Suddenly, the old crock pot shuddered and a small lady in a blue gingham dress, carrying a silvery wand with a star on top flew out of the pot on glowing pink wings.
“Hellooooo, young man!” the small lady said. “I am the Fairy of the Fair. I have waited since 1894 for someone to make a wish, and you have!”
Jorge stared. The Fairy was glowing blue, and sounded just like Margaret Dumont. He had no idea who that was, but he noticed that the wings clashed with the gingham dress.
“What’s in this candy bar?” Jorge said.
“Sugar, spice, candy, chocolate, and maybe coco leaf,” the Fairy said. “At least, that was what was in them the last time I was in the mortal world. Do you want another?”
Jorge was starting to think that the Fairy might not be a hallucination, but as he’d gotten the candy bar from Scooter, the guy who lived downstairs, he thought he’d better check.
“’Scuse me a minute,” he said. “I’ll be right back.”
He rushed downstairs and found Scooter in front of the building, working on his motorcycle. In the rain.
“Hey, man,” Jorge said. “Where’d you get these candy bars?”
Scooter looked up. He was big and burly, in a leather jacket.
“Out of the machine at work, just before I quit,” Scooter said. “I’m blowing this town, gonna see what I could see.” Scooter looked up at him and smiled. “And I hoped you’d get the message, that I think you’re sweet.”

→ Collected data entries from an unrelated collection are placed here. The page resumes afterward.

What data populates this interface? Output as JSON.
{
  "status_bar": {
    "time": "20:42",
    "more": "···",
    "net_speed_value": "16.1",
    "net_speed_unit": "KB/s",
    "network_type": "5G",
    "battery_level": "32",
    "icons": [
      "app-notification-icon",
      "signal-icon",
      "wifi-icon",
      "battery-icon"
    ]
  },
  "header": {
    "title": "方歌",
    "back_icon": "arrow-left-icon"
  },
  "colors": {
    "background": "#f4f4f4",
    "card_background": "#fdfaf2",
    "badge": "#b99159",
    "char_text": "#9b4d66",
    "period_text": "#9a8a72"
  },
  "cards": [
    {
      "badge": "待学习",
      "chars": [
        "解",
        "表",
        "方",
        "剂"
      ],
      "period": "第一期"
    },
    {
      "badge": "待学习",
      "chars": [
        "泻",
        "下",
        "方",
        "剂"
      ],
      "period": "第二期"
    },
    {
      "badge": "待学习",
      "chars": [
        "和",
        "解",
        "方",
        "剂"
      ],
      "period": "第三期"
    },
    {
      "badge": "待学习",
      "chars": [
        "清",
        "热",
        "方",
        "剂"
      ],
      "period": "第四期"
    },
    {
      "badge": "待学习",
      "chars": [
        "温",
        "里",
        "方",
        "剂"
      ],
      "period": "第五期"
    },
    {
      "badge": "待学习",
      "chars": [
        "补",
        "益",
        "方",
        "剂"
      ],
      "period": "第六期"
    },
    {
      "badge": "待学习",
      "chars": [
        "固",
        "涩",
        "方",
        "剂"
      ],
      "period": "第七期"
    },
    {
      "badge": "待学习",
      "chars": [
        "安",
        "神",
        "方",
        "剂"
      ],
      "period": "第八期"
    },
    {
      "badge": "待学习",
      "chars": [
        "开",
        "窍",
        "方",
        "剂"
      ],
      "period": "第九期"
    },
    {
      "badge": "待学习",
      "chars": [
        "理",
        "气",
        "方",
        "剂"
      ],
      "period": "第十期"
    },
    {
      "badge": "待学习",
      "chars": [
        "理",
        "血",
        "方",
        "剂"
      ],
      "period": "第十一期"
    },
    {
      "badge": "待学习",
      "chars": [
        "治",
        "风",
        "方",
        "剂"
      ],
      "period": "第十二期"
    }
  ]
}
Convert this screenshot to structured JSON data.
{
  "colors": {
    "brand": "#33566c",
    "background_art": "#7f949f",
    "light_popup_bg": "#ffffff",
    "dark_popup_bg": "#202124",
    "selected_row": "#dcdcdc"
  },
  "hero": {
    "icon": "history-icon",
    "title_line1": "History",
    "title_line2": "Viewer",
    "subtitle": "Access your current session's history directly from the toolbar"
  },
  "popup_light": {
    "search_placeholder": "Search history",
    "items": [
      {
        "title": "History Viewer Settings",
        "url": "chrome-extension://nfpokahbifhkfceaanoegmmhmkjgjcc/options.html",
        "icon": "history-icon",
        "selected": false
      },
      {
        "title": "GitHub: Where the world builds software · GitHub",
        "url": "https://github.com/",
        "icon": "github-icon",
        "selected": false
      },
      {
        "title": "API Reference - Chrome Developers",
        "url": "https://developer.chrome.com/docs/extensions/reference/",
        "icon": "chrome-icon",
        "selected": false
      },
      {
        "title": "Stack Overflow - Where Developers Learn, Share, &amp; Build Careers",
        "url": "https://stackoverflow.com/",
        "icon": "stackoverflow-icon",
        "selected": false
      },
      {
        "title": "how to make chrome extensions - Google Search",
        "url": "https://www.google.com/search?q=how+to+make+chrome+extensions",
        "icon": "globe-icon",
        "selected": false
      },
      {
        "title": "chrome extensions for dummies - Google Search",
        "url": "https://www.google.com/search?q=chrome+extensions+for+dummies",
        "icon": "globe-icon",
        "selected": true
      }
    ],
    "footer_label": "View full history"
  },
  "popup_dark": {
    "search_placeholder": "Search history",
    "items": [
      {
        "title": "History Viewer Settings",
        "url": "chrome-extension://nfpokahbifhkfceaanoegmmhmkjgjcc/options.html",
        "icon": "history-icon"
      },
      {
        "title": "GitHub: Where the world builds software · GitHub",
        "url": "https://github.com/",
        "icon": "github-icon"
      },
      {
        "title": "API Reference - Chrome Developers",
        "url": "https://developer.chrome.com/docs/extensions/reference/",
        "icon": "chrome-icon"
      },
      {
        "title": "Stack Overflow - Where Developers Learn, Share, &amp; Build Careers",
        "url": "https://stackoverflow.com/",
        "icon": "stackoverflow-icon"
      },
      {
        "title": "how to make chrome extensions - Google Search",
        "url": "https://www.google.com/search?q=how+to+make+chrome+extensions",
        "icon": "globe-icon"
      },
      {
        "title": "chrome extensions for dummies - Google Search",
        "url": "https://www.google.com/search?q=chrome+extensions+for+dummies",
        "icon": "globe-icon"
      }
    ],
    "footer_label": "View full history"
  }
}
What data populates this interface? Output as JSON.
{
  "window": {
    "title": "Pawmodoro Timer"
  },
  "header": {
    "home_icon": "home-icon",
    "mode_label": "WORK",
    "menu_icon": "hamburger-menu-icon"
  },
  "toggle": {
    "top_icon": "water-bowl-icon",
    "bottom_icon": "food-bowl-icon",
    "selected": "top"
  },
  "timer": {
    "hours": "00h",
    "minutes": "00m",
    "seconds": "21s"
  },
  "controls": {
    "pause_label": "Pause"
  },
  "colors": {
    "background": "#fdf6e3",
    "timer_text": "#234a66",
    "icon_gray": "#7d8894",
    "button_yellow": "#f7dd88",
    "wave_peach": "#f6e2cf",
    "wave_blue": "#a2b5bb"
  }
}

Jorge didn’t know what to say. He stood there in the rain and they began to talk. And laugh. And plan.
A couple of hours later, after showering in Scooter’s apartment, Jorge rushed back into his own apartment to grab his gym bag and some shirts and underwear. He barely noticed that the Fairy was gone. A few minutes later, he headed downstairs. The rain had stopped. Early the next morning the roar of a motorcycle could be heard, headed for parts unknown.
In the State Fair pot, the Fairy smiled. Some people don’t realize what they wanted to wish for. And sometimes, what you really wish for comes in cycles.